So your curriculum vitae has scored you an hour with the hiring manager, you are getting closer to your goal of achieving a job, what to do next?
1. Know Your CV
It is important to understand your CV, silly as it might sound; some people have no clue how to communicate all the wonderful things they have written on their CVs. You should be able to speak comfortably about all the information you have put on your CV.
2. Analyse the job specification
Read the job specifications, read every key performance area on the job specification, as you read, ask yourself if you can perform that task and how your ability to perform that task is reflected on your profile e.g. if training people is one of the key performance areas, there should be something on your CV that indicates that you have trained people before or are currently training people. Interviews are more and more based on scenario questions, so you should be able to give examples of how you performed tasks and displayed competencies that your prospective employer sees as important.

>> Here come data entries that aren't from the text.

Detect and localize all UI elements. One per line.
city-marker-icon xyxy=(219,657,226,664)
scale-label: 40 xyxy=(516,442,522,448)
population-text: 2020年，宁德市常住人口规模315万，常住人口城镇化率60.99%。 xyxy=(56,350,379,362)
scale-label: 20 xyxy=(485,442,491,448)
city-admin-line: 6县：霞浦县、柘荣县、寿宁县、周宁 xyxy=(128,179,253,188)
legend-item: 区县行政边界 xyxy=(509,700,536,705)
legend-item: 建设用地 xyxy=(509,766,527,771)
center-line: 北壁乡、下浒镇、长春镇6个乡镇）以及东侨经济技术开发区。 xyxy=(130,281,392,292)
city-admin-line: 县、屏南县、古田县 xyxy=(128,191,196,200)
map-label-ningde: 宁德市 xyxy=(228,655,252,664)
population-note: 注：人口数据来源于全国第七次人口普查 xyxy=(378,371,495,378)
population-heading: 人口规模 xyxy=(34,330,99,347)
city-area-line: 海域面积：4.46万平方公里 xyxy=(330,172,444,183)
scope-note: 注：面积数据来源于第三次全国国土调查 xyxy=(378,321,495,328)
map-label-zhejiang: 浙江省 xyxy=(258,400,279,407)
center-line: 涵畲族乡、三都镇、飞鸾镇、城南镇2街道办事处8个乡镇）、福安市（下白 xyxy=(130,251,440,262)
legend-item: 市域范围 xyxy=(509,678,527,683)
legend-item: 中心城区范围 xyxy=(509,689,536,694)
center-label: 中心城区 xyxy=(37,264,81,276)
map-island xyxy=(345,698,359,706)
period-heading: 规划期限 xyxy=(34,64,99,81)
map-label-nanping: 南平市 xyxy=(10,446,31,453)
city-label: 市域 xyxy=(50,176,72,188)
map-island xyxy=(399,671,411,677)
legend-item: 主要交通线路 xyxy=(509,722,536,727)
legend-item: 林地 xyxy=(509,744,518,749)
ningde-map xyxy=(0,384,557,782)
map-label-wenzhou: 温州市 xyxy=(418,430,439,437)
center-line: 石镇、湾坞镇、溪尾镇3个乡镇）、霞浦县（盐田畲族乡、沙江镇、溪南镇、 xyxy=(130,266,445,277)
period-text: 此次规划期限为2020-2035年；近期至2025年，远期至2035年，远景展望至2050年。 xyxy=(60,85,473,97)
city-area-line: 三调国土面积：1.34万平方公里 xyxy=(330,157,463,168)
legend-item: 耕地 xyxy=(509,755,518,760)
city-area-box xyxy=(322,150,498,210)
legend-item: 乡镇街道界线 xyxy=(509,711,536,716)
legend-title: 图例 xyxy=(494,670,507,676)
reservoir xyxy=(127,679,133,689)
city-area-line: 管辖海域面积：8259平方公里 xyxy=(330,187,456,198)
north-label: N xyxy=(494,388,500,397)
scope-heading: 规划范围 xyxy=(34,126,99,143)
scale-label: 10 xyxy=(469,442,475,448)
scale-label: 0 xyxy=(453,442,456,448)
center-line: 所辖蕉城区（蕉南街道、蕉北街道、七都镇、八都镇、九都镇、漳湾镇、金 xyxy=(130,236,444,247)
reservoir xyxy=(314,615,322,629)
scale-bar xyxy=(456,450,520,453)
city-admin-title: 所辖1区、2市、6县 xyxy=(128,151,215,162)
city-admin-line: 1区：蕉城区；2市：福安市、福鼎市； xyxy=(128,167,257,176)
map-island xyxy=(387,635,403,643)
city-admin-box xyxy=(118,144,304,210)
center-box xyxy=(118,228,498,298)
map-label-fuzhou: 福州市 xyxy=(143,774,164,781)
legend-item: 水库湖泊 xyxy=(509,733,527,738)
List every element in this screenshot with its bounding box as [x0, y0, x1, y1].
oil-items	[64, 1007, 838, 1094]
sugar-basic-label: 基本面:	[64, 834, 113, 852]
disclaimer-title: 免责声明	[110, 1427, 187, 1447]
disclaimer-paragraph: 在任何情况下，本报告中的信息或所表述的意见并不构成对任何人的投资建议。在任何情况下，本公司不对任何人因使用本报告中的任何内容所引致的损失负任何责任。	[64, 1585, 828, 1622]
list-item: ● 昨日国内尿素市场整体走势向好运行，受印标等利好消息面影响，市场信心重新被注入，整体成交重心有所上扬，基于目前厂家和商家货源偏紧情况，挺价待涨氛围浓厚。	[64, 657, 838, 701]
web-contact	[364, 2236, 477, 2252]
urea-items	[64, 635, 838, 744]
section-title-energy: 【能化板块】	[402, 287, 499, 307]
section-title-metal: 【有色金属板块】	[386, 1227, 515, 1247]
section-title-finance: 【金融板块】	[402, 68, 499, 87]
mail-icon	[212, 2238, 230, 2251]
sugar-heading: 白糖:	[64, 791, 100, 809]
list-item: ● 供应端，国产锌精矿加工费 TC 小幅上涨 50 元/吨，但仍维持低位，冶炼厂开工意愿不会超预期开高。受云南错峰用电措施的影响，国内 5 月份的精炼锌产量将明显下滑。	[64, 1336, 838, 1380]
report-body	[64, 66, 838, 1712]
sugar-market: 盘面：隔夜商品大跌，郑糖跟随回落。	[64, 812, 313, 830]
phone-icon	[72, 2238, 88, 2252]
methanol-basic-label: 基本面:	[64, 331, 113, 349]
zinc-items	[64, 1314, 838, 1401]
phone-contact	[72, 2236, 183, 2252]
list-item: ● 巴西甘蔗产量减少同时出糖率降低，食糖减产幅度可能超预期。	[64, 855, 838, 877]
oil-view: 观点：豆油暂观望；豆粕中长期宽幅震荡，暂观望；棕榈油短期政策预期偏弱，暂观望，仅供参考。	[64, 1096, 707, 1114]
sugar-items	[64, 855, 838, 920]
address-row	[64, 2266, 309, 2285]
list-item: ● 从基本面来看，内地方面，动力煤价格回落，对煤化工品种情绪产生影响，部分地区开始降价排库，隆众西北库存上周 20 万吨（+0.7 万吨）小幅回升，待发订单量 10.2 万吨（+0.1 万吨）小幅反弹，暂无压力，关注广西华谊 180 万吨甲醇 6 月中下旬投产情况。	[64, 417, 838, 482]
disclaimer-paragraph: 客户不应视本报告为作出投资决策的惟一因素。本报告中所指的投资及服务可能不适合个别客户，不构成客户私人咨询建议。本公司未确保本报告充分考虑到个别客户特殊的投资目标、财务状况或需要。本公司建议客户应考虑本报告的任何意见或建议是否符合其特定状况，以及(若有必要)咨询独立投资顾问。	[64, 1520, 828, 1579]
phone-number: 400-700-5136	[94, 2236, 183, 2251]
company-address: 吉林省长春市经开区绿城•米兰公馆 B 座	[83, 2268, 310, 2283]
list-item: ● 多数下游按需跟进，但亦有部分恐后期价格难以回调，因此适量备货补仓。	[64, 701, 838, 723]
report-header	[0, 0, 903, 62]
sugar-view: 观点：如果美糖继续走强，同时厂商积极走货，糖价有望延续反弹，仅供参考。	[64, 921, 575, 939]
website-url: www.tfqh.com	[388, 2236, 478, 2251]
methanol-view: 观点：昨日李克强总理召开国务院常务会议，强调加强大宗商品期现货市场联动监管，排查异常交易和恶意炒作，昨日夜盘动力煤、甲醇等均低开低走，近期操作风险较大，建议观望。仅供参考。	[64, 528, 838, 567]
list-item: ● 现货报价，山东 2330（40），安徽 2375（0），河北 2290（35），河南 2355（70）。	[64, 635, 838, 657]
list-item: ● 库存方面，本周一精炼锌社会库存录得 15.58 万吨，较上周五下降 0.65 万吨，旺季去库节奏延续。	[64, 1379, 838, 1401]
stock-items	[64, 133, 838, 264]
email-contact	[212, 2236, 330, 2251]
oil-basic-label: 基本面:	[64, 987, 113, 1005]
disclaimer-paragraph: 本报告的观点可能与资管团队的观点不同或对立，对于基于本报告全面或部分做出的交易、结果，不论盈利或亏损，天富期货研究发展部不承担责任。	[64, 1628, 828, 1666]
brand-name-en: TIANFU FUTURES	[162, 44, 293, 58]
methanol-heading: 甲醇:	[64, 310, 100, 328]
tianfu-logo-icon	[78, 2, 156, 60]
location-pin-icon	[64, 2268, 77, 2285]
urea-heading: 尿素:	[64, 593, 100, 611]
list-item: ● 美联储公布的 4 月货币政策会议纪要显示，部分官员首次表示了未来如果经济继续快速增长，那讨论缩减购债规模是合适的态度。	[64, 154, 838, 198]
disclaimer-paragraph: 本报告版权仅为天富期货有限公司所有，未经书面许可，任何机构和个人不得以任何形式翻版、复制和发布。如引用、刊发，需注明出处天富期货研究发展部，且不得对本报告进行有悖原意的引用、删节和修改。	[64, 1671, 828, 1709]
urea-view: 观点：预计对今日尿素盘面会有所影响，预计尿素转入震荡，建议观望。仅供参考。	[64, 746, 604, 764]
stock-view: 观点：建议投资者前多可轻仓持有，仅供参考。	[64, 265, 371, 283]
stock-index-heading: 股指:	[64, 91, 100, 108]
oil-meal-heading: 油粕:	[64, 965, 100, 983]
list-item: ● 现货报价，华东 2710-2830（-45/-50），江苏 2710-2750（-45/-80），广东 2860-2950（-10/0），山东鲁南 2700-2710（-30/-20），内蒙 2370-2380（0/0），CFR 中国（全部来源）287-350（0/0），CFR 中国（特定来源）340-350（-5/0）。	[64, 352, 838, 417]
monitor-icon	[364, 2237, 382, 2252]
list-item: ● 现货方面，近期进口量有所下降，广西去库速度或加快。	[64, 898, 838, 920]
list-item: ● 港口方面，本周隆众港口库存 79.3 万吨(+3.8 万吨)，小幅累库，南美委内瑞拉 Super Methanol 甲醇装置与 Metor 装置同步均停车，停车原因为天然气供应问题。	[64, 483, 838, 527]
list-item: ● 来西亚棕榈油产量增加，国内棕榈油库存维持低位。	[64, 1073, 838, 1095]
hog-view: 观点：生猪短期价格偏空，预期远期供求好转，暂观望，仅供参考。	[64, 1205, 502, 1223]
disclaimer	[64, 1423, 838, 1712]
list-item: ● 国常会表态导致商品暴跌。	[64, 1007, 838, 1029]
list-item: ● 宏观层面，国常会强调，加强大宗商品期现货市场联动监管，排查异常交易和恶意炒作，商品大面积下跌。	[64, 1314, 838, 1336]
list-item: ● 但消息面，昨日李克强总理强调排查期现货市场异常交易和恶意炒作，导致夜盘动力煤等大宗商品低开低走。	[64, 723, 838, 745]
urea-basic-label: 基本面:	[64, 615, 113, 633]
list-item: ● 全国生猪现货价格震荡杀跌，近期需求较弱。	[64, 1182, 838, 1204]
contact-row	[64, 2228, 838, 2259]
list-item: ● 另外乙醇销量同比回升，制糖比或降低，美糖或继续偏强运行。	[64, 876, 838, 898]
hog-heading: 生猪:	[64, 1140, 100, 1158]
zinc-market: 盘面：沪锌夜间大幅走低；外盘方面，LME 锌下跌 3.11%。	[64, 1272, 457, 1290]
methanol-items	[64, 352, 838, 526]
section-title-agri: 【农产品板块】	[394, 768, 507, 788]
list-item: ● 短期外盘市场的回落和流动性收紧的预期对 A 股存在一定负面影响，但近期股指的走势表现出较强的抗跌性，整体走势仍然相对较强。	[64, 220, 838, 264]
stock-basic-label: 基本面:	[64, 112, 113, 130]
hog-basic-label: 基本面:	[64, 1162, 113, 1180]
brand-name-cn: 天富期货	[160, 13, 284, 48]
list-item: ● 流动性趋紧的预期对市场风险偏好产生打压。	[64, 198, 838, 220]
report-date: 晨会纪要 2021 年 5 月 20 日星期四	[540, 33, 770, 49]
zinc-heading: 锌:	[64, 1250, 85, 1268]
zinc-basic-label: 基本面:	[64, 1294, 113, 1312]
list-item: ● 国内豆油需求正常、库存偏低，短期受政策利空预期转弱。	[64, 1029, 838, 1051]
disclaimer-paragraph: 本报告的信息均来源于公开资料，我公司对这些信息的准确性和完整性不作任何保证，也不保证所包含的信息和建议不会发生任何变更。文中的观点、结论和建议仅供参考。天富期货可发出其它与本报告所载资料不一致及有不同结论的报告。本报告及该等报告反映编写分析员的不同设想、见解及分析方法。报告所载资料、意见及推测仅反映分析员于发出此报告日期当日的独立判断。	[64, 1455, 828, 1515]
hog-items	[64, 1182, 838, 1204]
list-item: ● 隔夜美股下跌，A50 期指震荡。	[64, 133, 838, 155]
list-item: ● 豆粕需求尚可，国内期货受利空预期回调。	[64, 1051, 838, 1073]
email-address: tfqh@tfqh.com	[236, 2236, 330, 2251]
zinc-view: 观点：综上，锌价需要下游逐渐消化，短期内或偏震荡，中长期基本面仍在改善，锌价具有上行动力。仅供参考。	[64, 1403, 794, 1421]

3. Read about your prospective employer
Know the company, know their competitors, know their vision, mission and values. Know the company’s Chief Executive Officer; know the Head of whatever division you will be working in. Find out what the news are saying about the company. You can do this by putting the company name on the Google search and clicking on news button before you search. The above information, if well researched can give you information on the direction the company is taking, how the company is performing, challenges facing the company or the divisions within the company. You can use this information to come up with ideas on how the company can improve or better position themselves and this will definitely score you brownie points with the interviewer. Researching the above information can also prevent you from walking into a company that is 24 hours away from liquidation.
4. Analyse Yourself
What are you bringing into the role, your strongest attributes, what areas, do you excel in with regard to the job specification, what are your areas of development. Knowing this information makes you better prepared when the interviewer asks you about you areas of developments e.g. If the job spec requires you to work with File Finder system but you have never worked with that system before, however have previously worked on Lotus Notes; you can then say to the interviewer, I have not worked on the File Finders system, but displayed ability to learn and work on different systems in the past like working on Lotus Notes.
5. Get The Personal Touch
Do you know anyone who works at that company, speak to them, it will help you get a feel of what the company culture is like, this will also guide you on how you can better present yourself, there is no point in wearing a suit when you are going for an interview at Levi Strauss when everybody there will be wearing a Levi Jean and again, it will really be unforgivable for you to rock up at Absa wearing a jean, when everyone is wearing suits. Do however note that it is vital to get a representative sample when conducting a personal touch research. People’s views on their companies can be subjective.
6. Always Bring A Copy of Your CV
Believe it or not some human resources people walk into the interview meetings without the very CV you emailed them, you giving them the CV again just when they are about to run out of the meeting to fetch it in their offices, shows them that you have the ability to think ahead.
7. Be presentable
Make sure you are neat, polished shoes, clean clothes, I don’t know about you but black and white still look very presentable and beautiful to me.
8. Be There On Time
Rather be the an hour earlier than an hour later, but should you be there an hour earlier don’t immediately go in the meeting, find something to kill time with and go in 30 minutes before. Know who you are going to meet and know how to properly pronounce their name and surname.
Going for an interview is pretty much like going on the first date, you have to pull out all the stops. The idea is to live the interviewer wanting more of you.